Unfortunately, the door to the church was solidly locked.
But so early in the morning, I had the area to myself and could snap pictures to my heart’s content.
Varoš grew up around the Church of St. Nikola, a neighborhood of poor fishermen, farmers, and peasants who built small stone houses for their families.
The neighborhood used to be considerably bigger, but much of it was razed in the 17th century to build ramparts to defend against invasion by Turks from the powerful Ottoman Empire.
That made me wonder what those long-ago vanished streets had looked like.
During the 18th, 19th, and 20th centuries, Varos steadily declined. Many residents departed for “better” neighborhoods, leaving behind empty buildings that slowly fell into disrepair.
Those who stayed struggled to maintain their homes, much less modernize them.
But ten years ago, things started to change again. Varoš was rediscovered by wealthy Croats — and even more wealthy Europeans from other countries.
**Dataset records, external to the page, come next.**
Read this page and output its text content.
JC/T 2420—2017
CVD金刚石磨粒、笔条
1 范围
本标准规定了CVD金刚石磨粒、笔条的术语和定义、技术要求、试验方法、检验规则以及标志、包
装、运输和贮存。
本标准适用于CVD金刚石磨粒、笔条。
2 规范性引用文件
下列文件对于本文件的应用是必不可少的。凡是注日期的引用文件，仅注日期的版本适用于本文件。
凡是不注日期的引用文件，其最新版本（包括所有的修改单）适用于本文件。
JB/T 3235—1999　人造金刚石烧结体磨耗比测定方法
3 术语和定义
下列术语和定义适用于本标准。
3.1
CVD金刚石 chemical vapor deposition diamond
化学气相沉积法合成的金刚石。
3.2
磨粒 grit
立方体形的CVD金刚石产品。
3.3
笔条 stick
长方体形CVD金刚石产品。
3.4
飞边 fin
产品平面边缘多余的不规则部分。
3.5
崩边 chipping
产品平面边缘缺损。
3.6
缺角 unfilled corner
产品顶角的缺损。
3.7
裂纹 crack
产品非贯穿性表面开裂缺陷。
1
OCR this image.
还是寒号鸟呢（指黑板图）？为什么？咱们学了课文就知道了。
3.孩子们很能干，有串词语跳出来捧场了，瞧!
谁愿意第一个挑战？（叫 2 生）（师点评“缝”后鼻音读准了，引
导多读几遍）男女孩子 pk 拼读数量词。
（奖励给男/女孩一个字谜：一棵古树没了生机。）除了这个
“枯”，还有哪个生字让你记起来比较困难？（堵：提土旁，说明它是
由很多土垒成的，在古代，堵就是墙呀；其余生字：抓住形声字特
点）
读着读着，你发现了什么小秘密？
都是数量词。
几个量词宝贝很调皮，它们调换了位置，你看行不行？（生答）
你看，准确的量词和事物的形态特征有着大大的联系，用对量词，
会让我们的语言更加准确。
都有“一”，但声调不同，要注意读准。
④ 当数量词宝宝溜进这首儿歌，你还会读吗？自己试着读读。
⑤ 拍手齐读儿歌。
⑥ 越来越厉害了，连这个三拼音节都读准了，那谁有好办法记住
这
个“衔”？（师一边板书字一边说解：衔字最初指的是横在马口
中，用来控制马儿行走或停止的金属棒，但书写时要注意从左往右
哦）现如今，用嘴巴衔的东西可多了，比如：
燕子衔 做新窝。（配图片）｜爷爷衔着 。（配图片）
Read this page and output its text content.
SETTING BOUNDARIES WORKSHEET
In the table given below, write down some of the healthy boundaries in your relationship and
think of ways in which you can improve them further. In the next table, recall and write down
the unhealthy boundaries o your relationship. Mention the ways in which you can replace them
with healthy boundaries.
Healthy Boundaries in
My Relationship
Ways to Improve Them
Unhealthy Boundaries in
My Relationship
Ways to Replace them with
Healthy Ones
They started buying and repairing the dilapidated structures, turning them into modern apartments and boutique hotels. I met an architect at the local coworking facility, and she showed me a fantastic conversation she had recently finished.
Here’s the architect, Helena Miler:
All this made me happy for the people of Varoš — and Split. After all, what good is blight to anyone?
Of course, the transformation of Varoš is not yet complete. Plenty of elegant decay remains.
And I was glad to see it. Isn’t there beauty in imperfection too?
Or maybe I only feel that way because my own imperfections had almost caused me to miss the hidden gem called Varoš.
Hopefully I’ve learned my lesson, and I won’t miss what is right underneath my nose ever again.